Dans cet opuscule, le philosophe Clément Rosset s'attache à décrypter les mécanismes de l'illusion, qui reposent selon lui sur la perception erronée d'un « double » du réel. Un double par définition inexistant, car le réel se caractérise par son unicité, son « idiotie » (du grec idiotes : simple, particulier).

Cette notion de double illusoire apparaît de la façon la plus évidente dans la tradition oraculaire, dont le mythe d'Oedipe est l'exemple le plus connu : le héros grec tue son père et épouse sa mère précisément parce qu'il cherchait à conjurer ce funeste destin, prédit par l'oracle de Delphes. D'où le sentiment d'avoir été trompé.
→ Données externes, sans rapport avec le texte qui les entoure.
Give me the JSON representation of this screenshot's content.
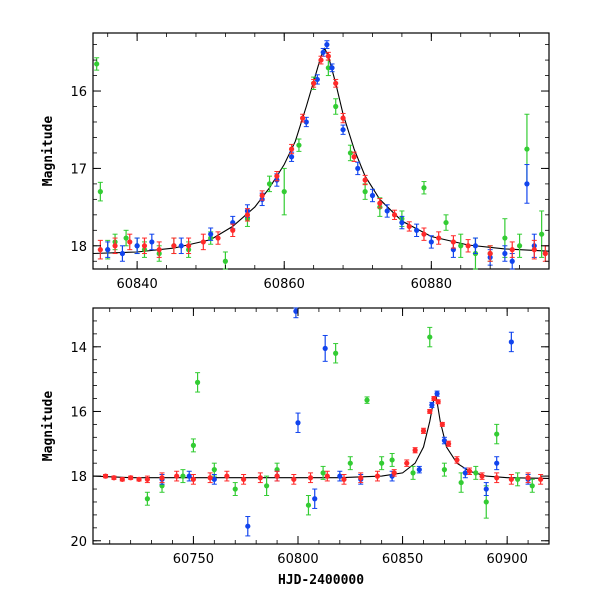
{
  "chart_data": [
    {
      "type": "scatter",
      "panel": "top",
      "ylabel": "Magnitude",
      "xlabel": "",
      "xlim": [
        60834,
        60896
      ],
      "ylim": [
        18.3,
        15.25
      ],
      "y_inverted": true,
      "x_ticks": [
        60840,
        60860,
        60880
      ],
      "y_ticks": [
        16,
        17,
        18
      ],
      "grid": false,
      "colors": {
        "green": "#33cc33",
        "blue": "#1144ee",
        "red": "#ff2a2a",
        "model": "#000000"
      },
      "model_curve": {
        "x": [
          60834,
          60840,
          60845,
          60850,
          60853,
          60856,
          60858,
          60860,
          60861.5,
          60863,
          60864,
          60865,
          60865.5,
          60866,
          60867,
          60868,
          60869.5,
          60871,
          60873,
          60876,
          60880,
          60885,
          60890,
          60896
        ],
        "y": [
          18.1,
          18.08,
          18.03,
          17.92,
          17.75,
          17.5,
          17.25,
          16.95,
          16.65,
          16.2,
          15.88,
          15.55,
          15.45,
          15.55,
          15.9,
          16.3,
          16.75,
          17.1,
          17.4,
          17.68,
          17.88,
          17.99,
          18.04,
          18.07
        ]
      },
      "series": [
        {
          "color": "green",
          "x": [
            60834.5,
            60835,
            60836,
            60837,
            60838.5,
            60840,
            60841,
            60843,
            60845,
            60847,
            60850,
            60852,
            60855,
            60858,
            60860,
            60862,
            60864,
            60866,
            60867,
            60869,
            60871,
            60873,
            60876,
            60879,
            60882,
            60884,
            60886,
            60888,
            60890,
            60892,
            60893,
            60895
          ],
          "y": [
            15.65,
            17.3,
            18.05,
            17.95,
            17.9,
            18.0,
            18.05,
            18.1,
            18.0,
            18.05,
            17.9,
            18.2,
            17.65,
            17.2,
            17.3,
            16.7,
            15.9,
            15.7,
            16.2,
            16.8,
            17.3,
            17.5,
            17.65,
            17.25,
            17.7,
            18.0,
            18.1,
            18.1,
            17.9,
            18.0,
            16.75,
            17.85
          ],
          "err": [
            0.08,
            0.12,
            0.12,
            0.1,
            0.1,
            0.1,
            0.1,
            0.1,
            0.1,
            0.1,
            0.08,
            0.12,
            0.1,
            0.1,
            0.3,
            0.08,
            0.08,
            0.1,
            0.1,
            0.1,
            0.1,
            0.12,
            0.1,
            0.08,
            0.1,
            0.15,
            0.2,
            0.1,
            0.25,
            0.15,
            0.45,
            0.3
          ]
        },
        {
          "color": "blue",
          "x": [
            60836,
            60838,
            60840,
            60842,
            60846,
            60850,
            60853,
            60855,
            60857,
            60859,
            60861,
            60863,
            60864.5,
            60865.3,
            60865.8,
            60866.5,
            60868,
            60870,
            60872,
            60874,
            60876,
            60878,
            60880,
            60883,
            60886,
            60888,
            60890,
            60891,
            60893,
            60894
          ],
          "y": [
            18.05,
            18.1,
            18.0,
            17.95,
            18.0,
            17.85,
            17.7,
            17.55,
            17.4,
            17.15,
            16.85,
            16.4,
            15.85,
            15.5,
            15.4,
            15.7,
            16.5,
            17.0,
            17.35,
            17.55,
            17.7,
            17.8,
            17.95,
            18.05,
            18.0,
            18.15,
            18.1,
            18.2,
            17.2,
            18.0
          ],
          "err": [
            0.1,
            0.1,
            0.1,
            0.1,
            0.1,
            0.08,
            0.08,
            0.08,
            0.08,
            0.08,
            0.06,
            0.06,
            0.06,
            0.05,
            0.05,
            0.05,
            0.06,
            0.08,
            0.08,
            0.08,
            0.08,
            0.08,
            0.08,
            0.1,
            0.1,
            0.1,
            0.1,
            0.1,
            0.25,
            0.15
          ]
        },
        {
          "color": "red",
          "x": [
            60835,
            60837,
            60839,
            60841,
            60843,
            60845,
            60847,
            60849,
            60851,
            60853,
            60855,
            60857,
            60859,
            60861,
            60862.5,
            60864,
            60865,
            60866,
            60867,
            60868,
            60869.5,
            60871,
            60873,
            60875,
            60877,
            60879,
            60881,
            60883,
            60885,
            60888,
            60891,
            60894,
            60895.5
          ],
          "y": [
            18.05,
            18.0,
            17.95,
            18.0,
            18.05,
            18.0,
            18.0,
            17.95,
            17.9,
            17.8,
            17.6,
            17.35,
            17.1,
            16.75,
            16.35,
            15.9,
            15.6,
            15.55,
            15.9,
            16.35,
            16.85,
            17.15,
            17.45,
            17.6,
            17.75,
            17.85,
            17.9,
            17.95,
            18.0,
            18.1,
            18.05,
            18.05,
            18.1
          ],
          "err": [
            0.12,
            0.1,
            0.1,
            0.1,
            0.1,
            0.1,
            0.1,
            0.1,
            0.08,
            0.08,
            0.08,
            0.06,
            0.06,
            0.06,
            0.05,
            0.05,
            0.05,
            0.05,
            0.05,
            0.06,
            0.06,
            0.06,
            0.06,
            0.06,
            0.06,
            0.08,
            0.08,
            0.08,
            0.08,
            0.1,
            0.1,
            0.12,
            0.1
          ]
        }
      ]
    },
    {
      "type": "scatter",
      "panel": "bottom",
      "ylabel": "Magnitude",
      "xlabel": "HJD-2400000",
      "xlim": [
        60702,
        60920
      ],
      "ylim": [
        20.1,
        12.8
      ],
      "y_inverted": true,
      "x_ticks": [
        60750,
        60800,
        60850,
        60900
      ],
      "y_ticks": [
        14,
        16,
        18,
        20
      ],
      "grid": false,
      "colors": {
        "green": "#33cc33",
        "blue": "#1144ee",
        "red": "#ff2a2a",
        "model": "#000000"
      },
      "model_curve": {
        "x": [
          60702,
          60720,
          60740,
          60760,
          60780,
          60800,
          60820,
          60840,
          60850,
          60856,
          60860,
          60863,
          60865,
          60866,
          60868,
          60871,
          60876,
          60882,
          60890,
          60900,
          60920
        ],
        "y": [
          18.0,
          18.05,
          18.05,
          18.05,
          18.05,
          18.05,
          18.05,
          18.0,
          17.9,
          17.6,
          17.1,
          16.3,
          15.6,
          15.5,
          16.3,
          17.1,
          17.6,
          17.85,
          18.0,
          18.05,
          18.07
        ]
      },
      "series": [
        {
          "color": "green",
          "x": [
            60728,
            60735,
            60745,
            60750,
            60752,
            60760,
            60770,
            60785,
            60790,
            60805,
            60812,
            60818,
            60825,
            60833,
            60840,
            60845,
            60855,
            60863,
            60870,
            60878,
            60885,
            60890,
            60895,
            60905,
            60912
          ],
          "y": [
            18.7,
            18.3,
            18.0,
            17.05,
            15.1,
            17.8,
            18.4,
            18.3,
            17.8,
            18.9,
            17.9,
            14.2,
            17.6,
            15.65,
            17.6,
            17.5,
            17.9,
            13.7,
            17.8,
            18.2,
            17.9,
            18.8,
            16.7,
            18.1,
            18.3
          ],
          "err": [
            0.2,
            0.2,
            0.2,
            0.2,
            0.3,
            0.2,
            0.2,
            0.3,
            0.2,
            0.3,
            0.2,
            0.3,
            0.2,
            0.1,
            0.2,
            0.2,
            0.2,
            0.3,
            0.2,
            0.3,
            0.2,
            0.5,
            0.3,
            0.2,
            0.2
          ]
        },
        {
          "color": "blue",
          "x": [
            60735,
            60748,
            60760,
            60776,
            60790,
            60799,
            60800,
            60808,
            60813,
            60820,
            60830,
            60845,
            60858,
            60864,
            60866.5,
            60870,
            60880,
            60890,
            60895,
            60902,
            60910
          ],
          "y": [
            18.1,
            18.0,
            18.1,
            19.55,
            18.0,
            12.9,
            16.35,
            18.7,
            14.05,
            18.0,
            18.1,
            18.0,
            17.8,
            15.8,
            15.45,
            16.9,
            17.9,
            18.4,
            17.6,
            13.85,
            18.1
          ],
          "err": [
            0.15,
            0.15,
            0.15,
            0.3,
            0.15,
            0.2,
            0.3,
            0.3,
            0.4,
            0.15,
            0.15,
            0.15,
            0.1,
            0.08,
            0.08,
            0.1,
            0.15,
            0.2,
            0.2,
            0.3,
            0.15
          ]
        },
        {
          "color": "red",
          "x": [
            60708,
            60712,
            60716,
            60720,
            60724,
            60728,
            60735,
            60742,
            60750,
            60758,
            60766,
            60774,
            60782,
            60790,
            60798,
            60806,
            60814,
            60822,
            60830,
            60838,
            60846,
            60852,
            60856,
            60860,
            60863,
            60865,
            60867,
            60869,
            60872,
            60876,
            60882,
            60888,
            60895,
            60902,
            60910,
            60916
          ],
          "y": [
            18.0,
            18.05,
            18.1,
            18.05,
            18.1,
            18.1,
            18.05,
            18.0,
            18.1,
            18.05,
            18.0,
            18.1,
            18.05,
            18.0,
            18.1,
            18.05,
            18.0,
            18.1,
            18.05,
            18.0,
            17.9,
            17.6,
            17.2,
            16.6,
            16.0,
            15.6,
            15.7,
            16.4,
            17.0,
            17.5,
            17.85,
            18.0,
            18.05,
            18.1,
            18.05,
            18.1
          ],
          "err": [
            0.05,
            0.05,
            0.05,
            0.05,
            0.05,
            0.1,
            0.15,
            0.15,
            0.15,
            0.15,
            0.15,
            0.15,
            0.15,
            0.15,
            0.15,
            0.15,
            0.15,
            0.15,
            0.15,
            0.15,
            0.1,
            0.1,
            0.08,
            0.08,
            0.06,
            0.06,
            0.06,
            0.06,
            0.08,
            0.1,
            0.1,
            0.1,
            0.15,
            0.15,
            0.15,
            0.15
          ]
        }
      ]
    }
  ]
}
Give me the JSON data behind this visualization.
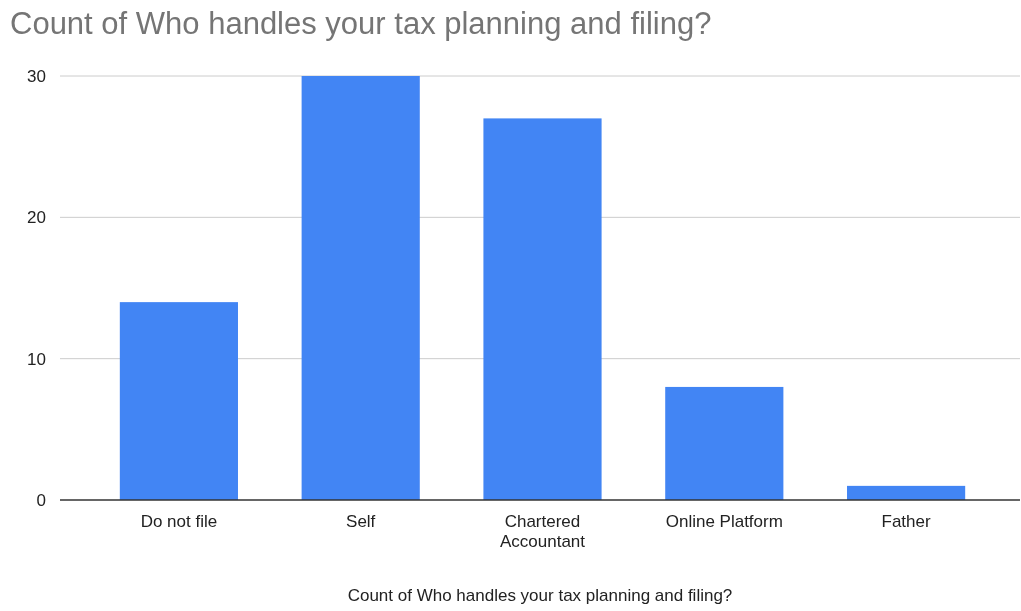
{
  "chart_data": {
    "type": "bar",
    "title": "Count of Who handles your tax planning and filing?",
    "xlabel": "Count of Who handles your tax planning and filing?",
    "categories": [
      "Do not file",
      "Self",
      "Chartered Accountant",
      "Online Platform",
      "Father"
    ],
    "values": [
      14,
      30,
      27,
      8,
      1
    ],
    "color": "#4285f4",
    "ylim": [
      0,
      30
    ],
    "yticks": [
      0,
      10,
      20,
      30
    ],
    "grid": "y"
  }
}
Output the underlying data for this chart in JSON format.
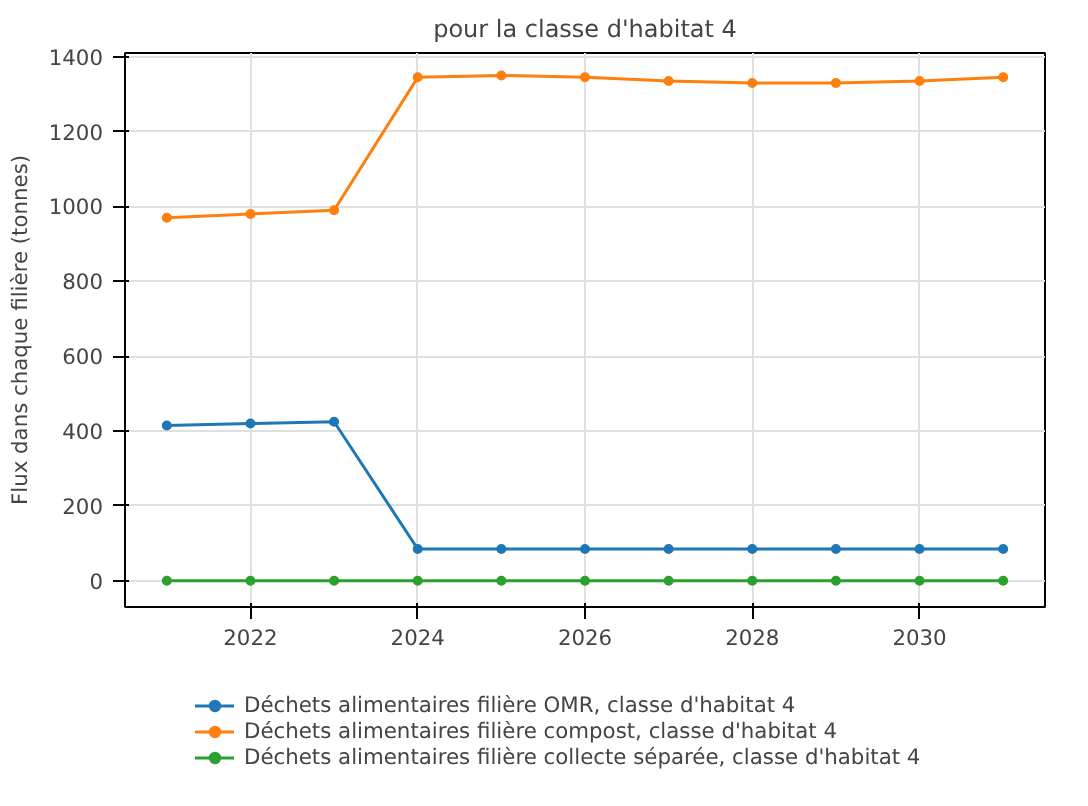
{
  "chart_data": {
    "type": "line",
    "title": "pour la classe d'habitat 4",
    "ylabel": "Flux dans chaque filière (tonnes)",
    "x": [
      2021,
      2022,
      2023,
      2024,
      2025,
      2026,
      2027,
      2028,
      2029,
      2030,
      2031
    ],
    "series": [
      {
        "name": "Déchets alimentaires filière OMR, classe d'habitat 4",
        "color": "#1f77b4",
        "values": [
          415,
          420,
          425,
          85,
          85,
          85,
          85,
          85,
          85,
          85,
          85
        ]
      },
      {
        "name": "Déchets alimentaires filière compost, classe d'habitat 4",
        "color": "#ff7f0e",
        "values": [
          970,
          980,
          990,
          1345,
          1350,
          1345,
          1335,
          1330,
          1330,
          1335,
          1345
        ]
      },
      {
        "name": "Déchets alimentaires filière collecte séparée, classe d'habitat 4",
        "color": "#2ca02c",
        "values": [
          0,
          0,
          0,
          0,
          0,
          0,
          0,
          0,
          0,
          0,
          0
        ]
      }
    ],
    "xlim": [
      2020.5,
      2031.5
    ],
    "xticks": [
      2022,
      2024,
      2026,
      2028,
      2030
    ],
    "ylim": [
      -70,
      1410
    ],
    "yticks": [
      0,
      200,
      400,
      600,
      800,
      1000,
      1200,
      1400
    ],
    "grid": true,
    "legend": "bottom",
    "marker": "circle",
    "line_style": "solid"
  }
}
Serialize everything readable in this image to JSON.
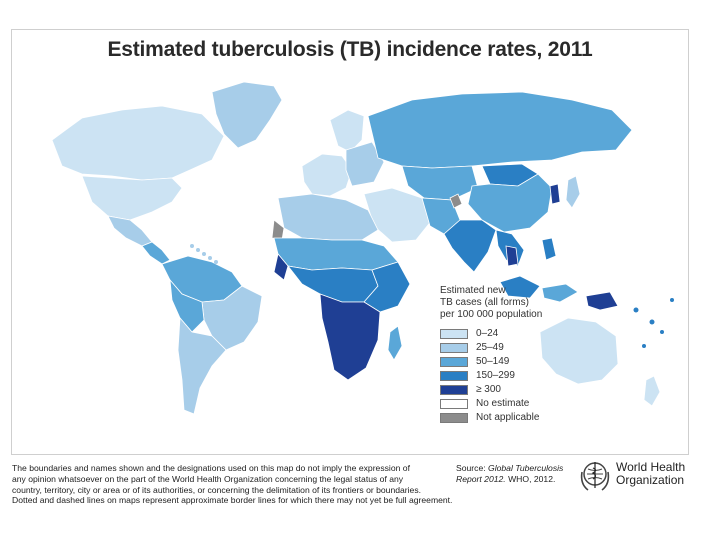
{
  "title": "Estimated tuberculosis (TB) incidence rates, 2011",
  "legend": {
    "title_lines": [
      "Estimated new",
      "TB cases (all forms)",
      "per 100 000 population"
    ],
    "items": [
      {
        "label": "0–24",
        "color": "#cce3f3"
      },
      {
        "label": "25–49",
        "color": "#a7cde9"
      },
      {
        "label": "50–149",
        "color": "#5aa7d8"
      },
      {
        "label": "150–299",
        "color": "#2a7fc4"
      },
      {
        "label": "≥ 300",
        "color": "#1f3f94"
      },
      {
        "label": "No estimate",
        "color": "#ffffff"
      },
      {
        "label": "Not applicable",
        "color": "#8c8c8c"
      }
    ]
  },
  "disclaimer_lines": [
    "The boundaries and names shown and the designations used on this map do not imply the expression of",
    "any opinion whatsoever on the part of the World Health Organization concerning the legal status of any",
    "country, territory, city or area or of its authorities, or concerning the delimitation of its frontiers or boundaries.",
    "Dotted and dashed lines on maps represent approximate border lines for which there may not yet be full agreement."
  ],
  "source": {
    "prefix": "Source: ",
    "italic": "Global Tuberculosis Report 2012.",
    "suffix": " WHO, 2012."
  },
  "organization": {
    "line1": "World Health",
    "line2": "Organization"
  },
  "map_colors": {
    "ocean": "#ffffff",
    "border": "#ffffff"
  }
}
Rosset cite malicieusement l'expression enfantine : « c'est pas du jeu ! ». Il y a dans ce mythe et ses autres avatars une impression de mystification qui interpelle le philosophe et l'amène à démasquer le double du réel : si l'on se sent trompé par un événement indésirable, c'est que l'on attendait autre chose, alors que le réel n'admet pas un autre. Il s'est produit de la seule façon dont il pouvait se produire. En pensant le contraire, ne devenons-nous pas aussi aveugles qu'Oedipe ?

De fil en aiguille, c'est toute la métaphysique qui se retrouve sur le banc des accusés : on préfère un ailleurs, un au-delà, un passé ou un futur fantasmatiques, « anywhere out of the world ». Pour Rosset, l'illusion est par nature ironique, puisqu'elle accuse le réel d'être une illusion : « l'ici et maintenant » ne sont qu'un ici-bas ou un samsara. À ces chimères, Rosset oppose celles de Nerval, au point de citer intégralement le fort beau poème Delfica, dont les vers portent la trace d'un présent qui se suffit à lui-même, car il comporte tout le passé et le futur, à la manière de Nietzsche. À la fuite éperdue de la métaphysique (qui m'évoque l'image de Gogol s'épuisant à voyager vers l'Italie de ses rêves dans l'attente désespérée de l'inspiration divine pour la seconde partie de ses Âmes mortes), on peut opposer une convergence bienheureuse du temps et de l'espace. Hic et nunc, enrichis de ce qu'ils furent et de ce qu'ils seront.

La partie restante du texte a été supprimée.